P.S. I am running on Oracle 7.3... I know, it's old. I have never messed with Oracle until I got this job. Thank God, it's only a fraction of what I do. The rest is on SQL Server 2000.
Well my first suggestion was to put a trigger on the audit trail (eg sys.dba_audit_trail). I'm not sure if you can put a trigger on a in-memory view such as V$sqltext. Even if you could,  I don't think it's a good idea. The result would be that every SQL statement executed would be logged. That would include the SQL that extracts the sqltext when the trigger fires. Can you see how that results in infinite recursion? A better approach would be to use a scheduled job to select all data from the v$sqltext on a regular basis.

If you want to capture all sql then I think you should check use of sql trace flags to log the detail to a text file.

As for your version of Oracle... upgrade!!!. From what I've read (haven't used it myself), the fine grained auditing package would meet many of your requirements but you need to move forward to take advantage of it. Plus there are many other advantages to running an up to date version including the level of support available, performance, ease of management, etc.

Regards,
Scott
Also it may be time to step back and review your requirements. What exactly do you want to capture and how do you plan to use it? Owing the overheads associated with Oracle audit trails, you need to aim to minimise the capture of data while still meeting your needs.

I went back and reread the question. You say you want to capture the SQL from a particular person. Is that a specific particular person or just the level of detail? Ie do you you want to track user with usename X or do you want to report at the username level for all users? Can we do that without capturing absolutely everything?
Do you want to capture all activity or is it only particular types of activities against specfic tables?

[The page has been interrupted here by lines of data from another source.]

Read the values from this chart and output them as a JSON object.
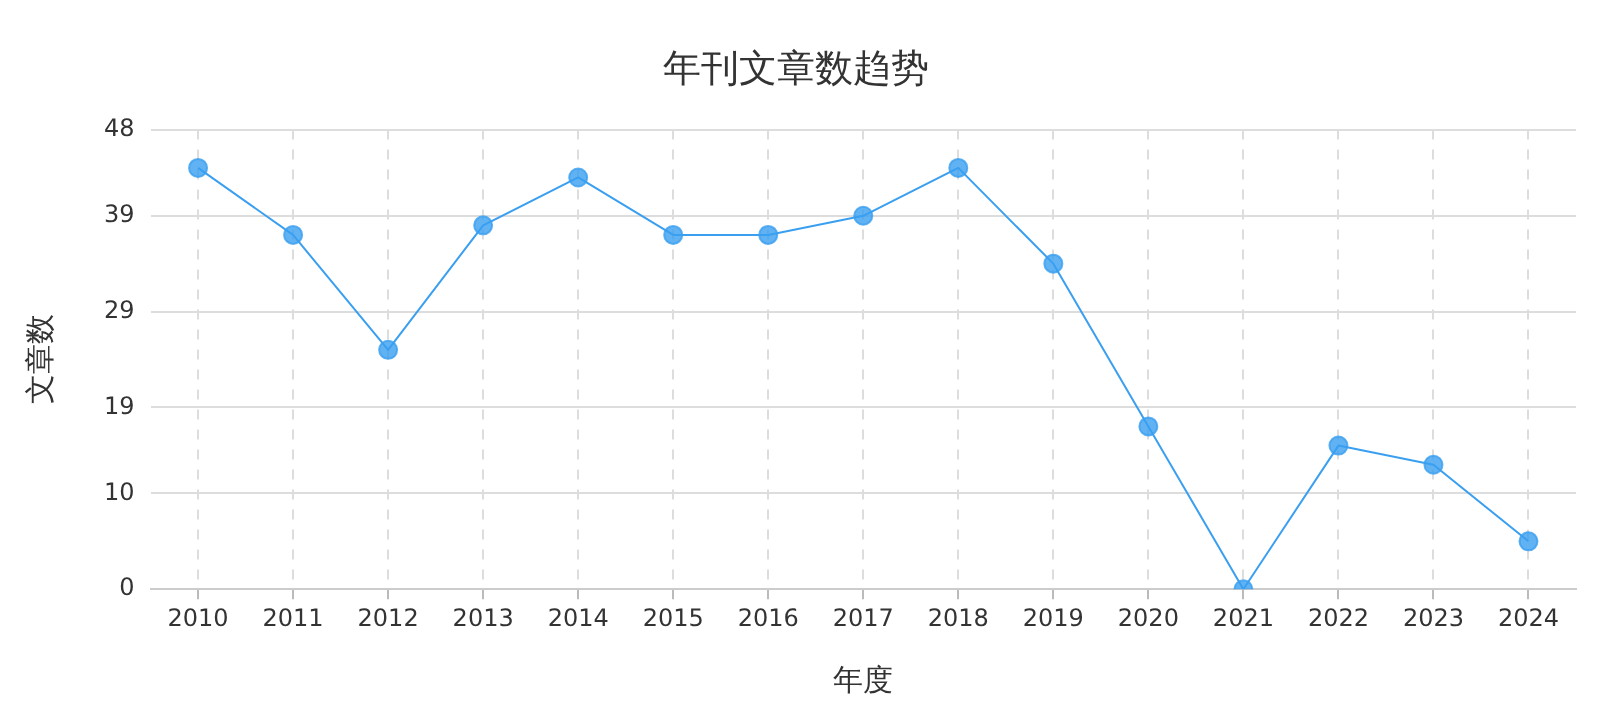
{
  "chart_data": {
    "type": "line",
    "title": "年刊文章数趋势",
    "xlabel": "年度",
    "ylabel": "文章数",
    "categories": [
      "2010",
      "2011",
      "2012",
      "2013",
      "2014",
      "2015",
      "2016",
      "2017",
      "2018",
      "2019",
      "2020",
      "2021",
      "2022",
      "2023",
      "2024"
    ],
    "series": [
      {
        "color": "#3a9ff0",
        "values": [
          44,
          37,
          25,
          38,
          43,
          37,
          37,
          39,
          44,
          34,
          17,
          0,
          15,
          13,
          5
        ]
      }
    ],
    "ylim": [
      0,
      48
    ],
    "yticks": [
      0,
      10,
      19,
      29,
      39,
      48
    ],
    "grid": true,
    "legend": false,
    "marker": "circle",
    "line_style": "solid"
  }
}
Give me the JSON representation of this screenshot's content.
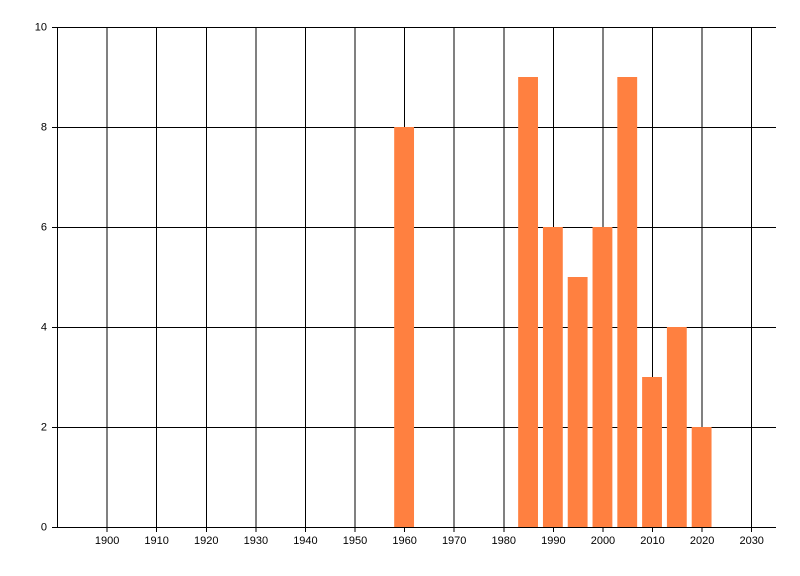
{
  "chart_data": {
    "type": "bar",
    "x": [
      1960,
      1985,
      1990,
      1995,
      2000,
      2005,
      2010,
      2015,
      2020
    ],
    "values": [
      8,
      9,
      6,
      5,
      6,
      9,
      3,
      4,
      2
    ],
    "color": "#ff8040",
    "xlim": [
      1890,
      2035
    ],
    "xticks": [
      1900,
      1910,
      1920,
      1930,
      1940,
      1950,
      1960,
      1970,
      1980,
      1990,
      2000,
      2010,
      2020,
      2030
    ],
    "ylim": [
      0,
      10
    ],
    "yticks": [
      0,
      2,
      4,
      6,
      8,
      10
    ],
    "grid": true
  }
}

Narrowing down your requirements can significantly reduce the overhead.

If you are simply tracking one user, then if the user works from a particluar location, you can turn tracing on at the client end and then grab the logfiles from the client workstation.
If the user works from a variety of locations but always on the LAN, then you could include the enable of tracing in the network login for that user.

If you need to trace SQL after the fact. (What did user X do last week?) then, you need to:
- upgrade to 9i,
- enable archive logging
- use log minor to query the transaction logs.

Regards,
Scott
pettmans... the requirements are such:

I need to know everything our DBA does. This means what SQL statement he ran and when. This is for auditing purposes to prove that our DBA is not acting in any malicious way. So I want to see every sql statement he ran and when.

- Nader Yacoub
Nothing can be done for this in 9i.

That is why 10g has the new DBA AUDIT FEATURE.
Nader,

If you are trying to track your DBA's activities then you have very little you can achieve using your current version of Oracle. For most versions of oracle, activity by any user with sysdba privileges is unaudited. Earlier this year I assisted a customer in meeting Sarbanes Oxley audit requirements and came up against this issue. Oracle  have recognised this gaping hole in their audit capability and "trusted users" can now be audited as from Oracle 9i release 2.

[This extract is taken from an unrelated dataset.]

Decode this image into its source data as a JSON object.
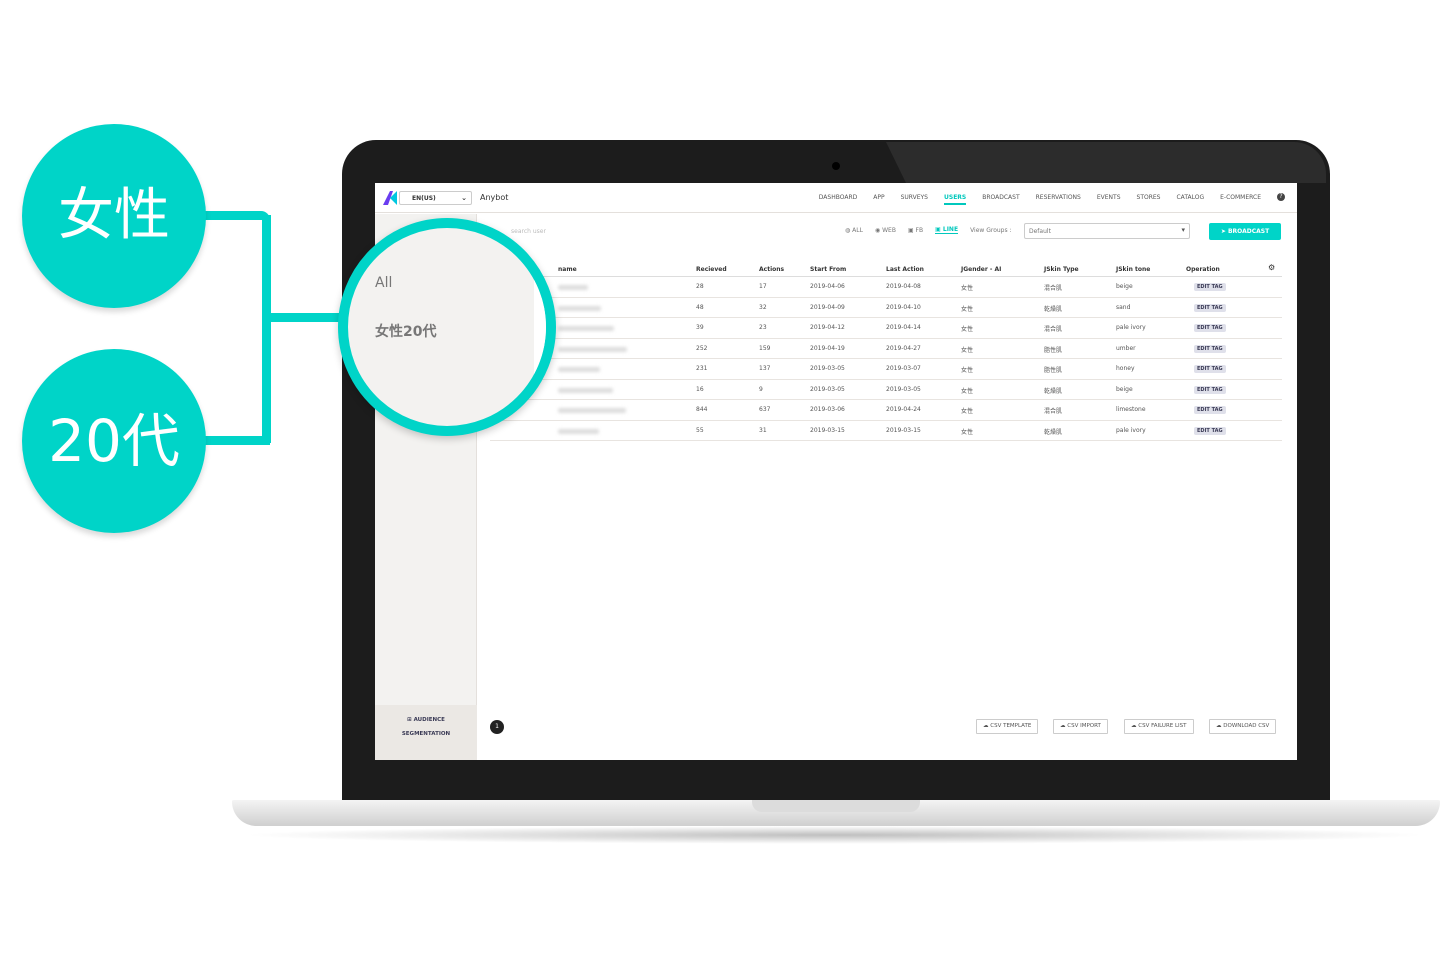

Even then there are the difficulties previously discussed in linking an audited action to a particular SQL statement.

However, also available with 9i is LogMiner. This is a utility that allows the archive logs to be queried and it can be used to show all logged DML/DDL for a particular user. Even that has holes though as your DBA can potentially make changes with logging disabled.

You can require your DBA to turn on SQL tracing for all of his/her work, but once again, the DBA could disable this feature if intending to do harm.

As peterside7 mentions, 10G further increases the audit capability. In particular the flashback facility provides enhanced capabilty to view SQL that has been executed. I haven't used 10G yet so I'm not going to offer any detailed info on that.

Regards,
Scott Pettman
pettman... I am sorry... I meant our DBA who has an account that is actually showing up in sysaudit. I did not the mean the oracle dba account.